Quem eram os mortos na operação e quais crimes eles cometeram?
As identidades das vítimas não foram divulgadas pela polícia. Em entrevista, a esposa de um dos mortos, Cleiton Barbosa Moura, 24 anos, declarou que seu marido era ajudante de pedreiro e estava em casa cuidando do filho deles, de 10 meses, quando a polícia chegou ao local. Ela também mencionou que o homem havia sido preso por tráfico de drogas em 2020 e estava cumprindo pena.
— Ele estava terminando de pagar sua dívida com a Justiça, mas isso não justifica o que fizeram — desabafou a mulher, que preferiu não se identificar.
A reportagem teve acesso ao nome de outros dois mortos, Fabio Oliveira Ferreira e Rogerio Andrade de Jesus, por meio dos boletins de ocorrência. Os demais foram registrados como "desconhecidos" ou "indigentes".
Não há informações sobre possível participação dos mortos no assassinato de Patrick Bastos Reis nem se eles estavam envolvidos em outros crimes.
Quem é o suspeito de matar o PM gaúcho?
Erickson David da Silva, suspeito de ter atirado contra o policial militar Patrick Bastos Reis, foi capturado na zona sul de São Paulo, no domingo (30). A polícia relatou que o disparo ocorreu a uma distância superior a 50 metros.
Segundo informações da Polícia Civil, testemunhas e um comparsa de Erickson afirmaram que ele estava responsável por "fazer a contenção" de um ponto de tráfico, ou seja, ficava armado e vigilante enquanto outro indivíduo vendia drogas.
De acordo com a investigação, Erickson seria uma das novas lideranças do Primeiro Comando da Capital (PCC) que despontam na Baixada Santista. Ele teria conhecido a facção há sete anos e recebido lições de tiro em uma das células do grupo criminoso instaladas nos morros existentes na região.
Em um vídeo gravado antes de sua prisão, o suspeito negou qualquer envolvimento no caso e pediu que o governador de São Paulo, Tarcísio de Freitas (Republicanos), e o secretário de Segurança Pública, Guilherme Derrite, encerrassem a "matança" de supostos inocentes no Guarujá.
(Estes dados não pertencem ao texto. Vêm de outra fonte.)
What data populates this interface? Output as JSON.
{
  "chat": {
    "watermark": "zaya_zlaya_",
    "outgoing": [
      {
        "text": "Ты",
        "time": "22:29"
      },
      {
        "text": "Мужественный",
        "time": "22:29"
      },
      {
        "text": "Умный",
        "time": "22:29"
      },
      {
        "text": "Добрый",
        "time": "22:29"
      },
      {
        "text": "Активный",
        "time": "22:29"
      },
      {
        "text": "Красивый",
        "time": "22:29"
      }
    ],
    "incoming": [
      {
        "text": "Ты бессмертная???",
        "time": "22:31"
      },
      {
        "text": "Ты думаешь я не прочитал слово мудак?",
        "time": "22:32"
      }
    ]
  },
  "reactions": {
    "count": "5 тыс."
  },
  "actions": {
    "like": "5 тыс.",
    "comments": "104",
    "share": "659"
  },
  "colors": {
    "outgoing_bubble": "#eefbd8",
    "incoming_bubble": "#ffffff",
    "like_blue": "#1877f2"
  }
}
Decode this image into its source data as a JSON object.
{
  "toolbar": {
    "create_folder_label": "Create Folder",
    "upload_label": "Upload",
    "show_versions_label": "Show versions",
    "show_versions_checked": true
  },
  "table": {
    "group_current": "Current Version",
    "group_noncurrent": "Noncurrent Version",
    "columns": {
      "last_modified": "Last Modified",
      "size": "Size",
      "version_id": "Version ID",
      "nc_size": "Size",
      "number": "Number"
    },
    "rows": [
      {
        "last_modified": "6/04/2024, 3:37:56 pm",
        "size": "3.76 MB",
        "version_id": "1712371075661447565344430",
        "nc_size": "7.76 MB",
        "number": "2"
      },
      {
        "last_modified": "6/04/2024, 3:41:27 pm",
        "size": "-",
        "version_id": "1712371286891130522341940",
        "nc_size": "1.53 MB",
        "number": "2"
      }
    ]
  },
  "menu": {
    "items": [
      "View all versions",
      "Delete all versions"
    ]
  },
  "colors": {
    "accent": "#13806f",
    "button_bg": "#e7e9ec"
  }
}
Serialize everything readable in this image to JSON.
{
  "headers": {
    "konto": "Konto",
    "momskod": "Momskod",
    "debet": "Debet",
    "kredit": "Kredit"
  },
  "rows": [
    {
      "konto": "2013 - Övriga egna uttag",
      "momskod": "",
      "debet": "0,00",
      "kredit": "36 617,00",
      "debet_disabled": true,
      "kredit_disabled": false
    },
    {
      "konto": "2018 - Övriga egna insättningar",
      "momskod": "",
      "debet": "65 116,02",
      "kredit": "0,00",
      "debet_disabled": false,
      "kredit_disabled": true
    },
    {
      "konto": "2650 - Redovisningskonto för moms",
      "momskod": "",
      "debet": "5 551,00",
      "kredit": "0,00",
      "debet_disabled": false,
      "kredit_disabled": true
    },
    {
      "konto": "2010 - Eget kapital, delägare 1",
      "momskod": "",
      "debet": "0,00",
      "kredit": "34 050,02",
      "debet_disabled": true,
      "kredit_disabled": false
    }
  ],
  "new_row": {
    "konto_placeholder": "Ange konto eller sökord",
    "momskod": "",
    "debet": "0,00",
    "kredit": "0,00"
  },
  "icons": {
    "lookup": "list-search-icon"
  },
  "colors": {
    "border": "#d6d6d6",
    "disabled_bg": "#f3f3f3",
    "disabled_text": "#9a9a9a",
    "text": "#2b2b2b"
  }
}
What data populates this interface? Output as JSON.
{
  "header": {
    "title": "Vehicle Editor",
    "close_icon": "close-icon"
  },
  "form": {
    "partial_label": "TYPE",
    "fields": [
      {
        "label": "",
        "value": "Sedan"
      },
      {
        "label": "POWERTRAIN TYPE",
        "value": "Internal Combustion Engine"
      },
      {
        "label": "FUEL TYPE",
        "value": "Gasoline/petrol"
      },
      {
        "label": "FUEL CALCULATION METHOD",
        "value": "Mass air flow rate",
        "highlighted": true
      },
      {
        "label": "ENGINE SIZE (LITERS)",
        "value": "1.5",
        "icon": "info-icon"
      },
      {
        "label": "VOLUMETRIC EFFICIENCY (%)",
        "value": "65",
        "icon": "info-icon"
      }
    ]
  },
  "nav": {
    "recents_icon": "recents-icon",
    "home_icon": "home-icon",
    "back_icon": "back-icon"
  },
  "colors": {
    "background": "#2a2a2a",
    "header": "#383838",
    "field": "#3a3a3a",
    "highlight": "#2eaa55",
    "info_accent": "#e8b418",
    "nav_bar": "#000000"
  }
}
Quais os relatos das comunidades?
Em protesto na última segunda-feira (31), moradores das comunidades atingidas pelas operações afirmaram que os policiais têm invadido residências, agredido e matado pessoas que, segundo eles, são trabalhadores. E que o clima é de tensão, com temor de sair de casa à noite e comércios vazios.
Segundo o ouvidor Claudio Aparecido da Silva, moradores de Guarujá denunciaram que policiais torturaram e assassinaram um homem, além de terem ameaçado matar aproximadamente 60 pessoas nas comunidades locais. O ouvidor informou que solicitará imagens das câmaras instaladas junto ao corpo dos policiais durante as ações que terminaram em mortes.
Em nota enviada na segunda à Agência Brasil, a vice-presidente da Comissão Permanente de Direitos Humanos da OAB de São Paulo, Priscila Akemi Beltrame, manifestou “preocupação em relação às notícias de uso intensivo de violência por parte das forças de segurança retratadas em notícias e denúncias recebidas de familiares, moradores da região do Guarujá e organizações da sociedade civil”. Segundo Priscila, a comissão tem monitorado os fatos envolvendo essas mortes.
A Operação Escudo também recebeu críticas do Instituto Sou da Paz. Por meio de nota, o instituto declarou que “a resposta do Estado a crimes cometidos por policiais não pode ocorrer fora da legalidade e gerar mais violência”.
Em nota, a Comissão de Defesa dos Direitos Humanos Dom Paulo Evaristo Arns (Comissão Arns) manifestou preocupação com a operação da polícia que resultou na morte de “elevado número de ‘suspeitos’” e cobrou rigorosa investigação não só de autoridades policiais, mas também do Ministério Público, e acompanhamento da sociedade civil e dos órgãos federais responsáveis pela garantia dos direitos humanos.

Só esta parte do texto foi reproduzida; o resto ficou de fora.